Today I celebrated Eucharist for Epiphany at TMI - The Episcopal School of Texas. Since our chapel service on Monday was our actual reading of the Epiphany narrative, I chose to talk about the Epiphany that happens within Eucharist, where the Risen Jesus is "known to us in the breaking of the bread". Of course, I used the Gospel text of Luke 24, where Jesus talks with the disciples on the road to Emmaus, but they do not recognize him as Jesus until he breaks bread.
And then suddenly the Epiphany dawns on them: It is the Risen Lord!
And as I was thinking about how the deep mysteries of the Universe can be revealed to us in something as simple as a meal that remembers a man, I remembered a toast given by Nobel Prize winning physicist Richard Feynman. He spoke of seeing the interconnections of all things in a glass of wine:
"A poet once said, 'The whole universe is in a glass of wine.' We will probably never know in what sense he meant that, for poets do not write to be understood. But it is true that if we look at a glass of wine closely enough we see the entire universe. There are the things of physics: the twisting liquid which evaporates depending on the wind and weather, the reflections in the glass, and our imagination adds the atoms.
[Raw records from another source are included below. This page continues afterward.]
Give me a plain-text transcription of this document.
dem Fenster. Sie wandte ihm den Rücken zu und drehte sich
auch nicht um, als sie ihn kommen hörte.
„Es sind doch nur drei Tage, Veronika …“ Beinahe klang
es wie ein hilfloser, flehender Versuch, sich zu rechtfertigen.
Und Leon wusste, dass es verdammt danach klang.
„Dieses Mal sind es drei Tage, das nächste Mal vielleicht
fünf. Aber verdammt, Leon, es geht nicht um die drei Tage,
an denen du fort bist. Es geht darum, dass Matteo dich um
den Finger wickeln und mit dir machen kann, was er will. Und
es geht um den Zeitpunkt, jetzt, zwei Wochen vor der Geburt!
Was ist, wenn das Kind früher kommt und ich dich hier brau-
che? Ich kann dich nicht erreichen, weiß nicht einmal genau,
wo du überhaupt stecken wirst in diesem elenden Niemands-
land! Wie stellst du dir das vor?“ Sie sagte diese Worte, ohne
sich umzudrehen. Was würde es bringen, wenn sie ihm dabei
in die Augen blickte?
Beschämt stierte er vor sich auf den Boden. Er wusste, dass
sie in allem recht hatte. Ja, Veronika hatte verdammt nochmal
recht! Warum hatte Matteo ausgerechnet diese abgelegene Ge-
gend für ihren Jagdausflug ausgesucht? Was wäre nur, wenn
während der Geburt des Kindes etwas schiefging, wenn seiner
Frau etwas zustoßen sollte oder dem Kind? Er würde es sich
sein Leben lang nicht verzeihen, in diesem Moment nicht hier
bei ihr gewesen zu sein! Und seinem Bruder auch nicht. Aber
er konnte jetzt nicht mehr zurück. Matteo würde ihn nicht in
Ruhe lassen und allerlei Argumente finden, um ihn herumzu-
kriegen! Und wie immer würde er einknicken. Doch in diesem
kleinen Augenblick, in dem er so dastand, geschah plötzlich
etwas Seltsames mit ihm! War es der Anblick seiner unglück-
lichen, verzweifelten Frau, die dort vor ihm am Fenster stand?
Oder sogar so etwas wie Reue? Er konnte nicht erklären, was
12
The glass is a distillation of the Earth's rocks, and in its composition we see the secrets of the universe's age, and the evolution of stars. What strange arrays of chemicals are in the wine? How did they come to be? There are the ferments, the enzymes, the substrates, and the products. There in wine is found the great generalization: all life is fermentation. Nobody can discover the chemistry of wine without discovering, as did Louis Pasteur, the cause of much disease.
How vivid is the claret, pressing its existence into the consciousness that watches it! If our small minds, for some convenience, divide this glass of wine, this universe, into parts — physics, biology, geology, astronomy, psychology, and so on — remember that nature does not know it! So let us put it all back together, not forgetting ultimately what it is for. Let it give us one more final pleasure: drink it and forget it all!"
Now, I am not sure of the religious or spiritual beliefs of Feynman. I do not know if his glimpse into the Mystery of all things took him to the "Ground of Being" that sustained both himself and his glass of wine. Nevertheless, this quote nicely sums up a kind of integrative scientific spirituality: Capturing the totality in the finite. It links quite nicely with Eucharistic spirituality, in which the Risen Christ works through the stuff of earth-- particularly bread and wine-- to reunite all of creation with the Love of God. This integrated spirituality, sees even science-- especially science-- as a way of connecting with the Reality that gives us reality, "within which we live and move and have our being" [cf. Acts 17].
I think Feynman's words about wine-- and the wonderful PBS video clip which animates his words-- can really help us in developing such an integrated spirituality. As we partake of our sacraments and our prayers and our daily life, may we come to see the interconnectedness of all things, woven together in the One who sustains us and upholds us, who is known in the breaking of the bread and the drinking of the cup.